Question

A rod of length $10\text{cm}$ made up of conducting and non-conducting material (shaded part is non-conducting). The rod is revolving with constant angular velocity of $10\text{rad/s}$ about point $O$, in a constant magnetic field of $2\text{T}$ perpendicular to the plane of rotation of the rod as shown in the figure.

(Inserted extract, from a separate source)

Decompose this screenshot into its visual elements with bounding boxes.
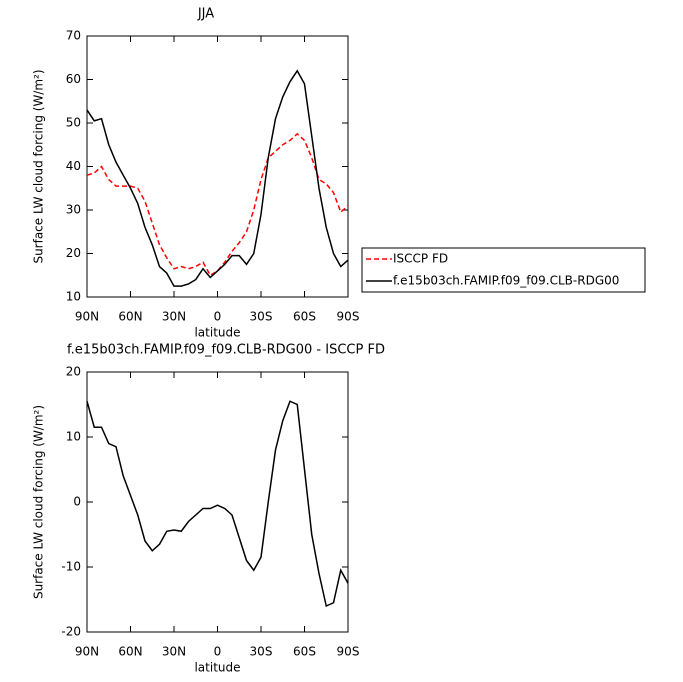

The induced emf between the point $A$ and $B$ is -

• A. $0.02\text{V}$
• B. $0.05\text{V}$
• C. $0.03\text{V}$
• D. $0.04\text{V}$

Answer 1

The correct option is B $0.05\text{V}$


From above figure,
$OB=2\text{cm}+5\text{cm}=7\text{cm}$ and $OA=10\text{cm}$

Consider an element of thickness $dr$ at a distance $r$ from the point $O$ lying in the region $BA.$


EMF developed across this element is,

$dE=Bvdr=B\left(\omega r\right)dr[\because v=\omega r]$

So, EMF developed between the point $A$ and $B$ of the rod is,

$E=\int dE={\int }_{r_1}^{r_2}B\omega rdr$

$=B\omega {\left[\frac{r^2}{2}\right]}_{r_1}^{r_2}=B\omega \left(\frac{r_2^2-r_1^2}{2}\right)$

Here,
$B=2\text{T}$
$\omega =10\text{rad/s}$
$r_1=7\text{cm}=0.07\text{m}$
$r_2=10\text{cm}=0.1\text{m}$

Substituting all values, we get,

$E=0.05\text{V}$

Hence, option $\left(B\right)$ is the correct answer.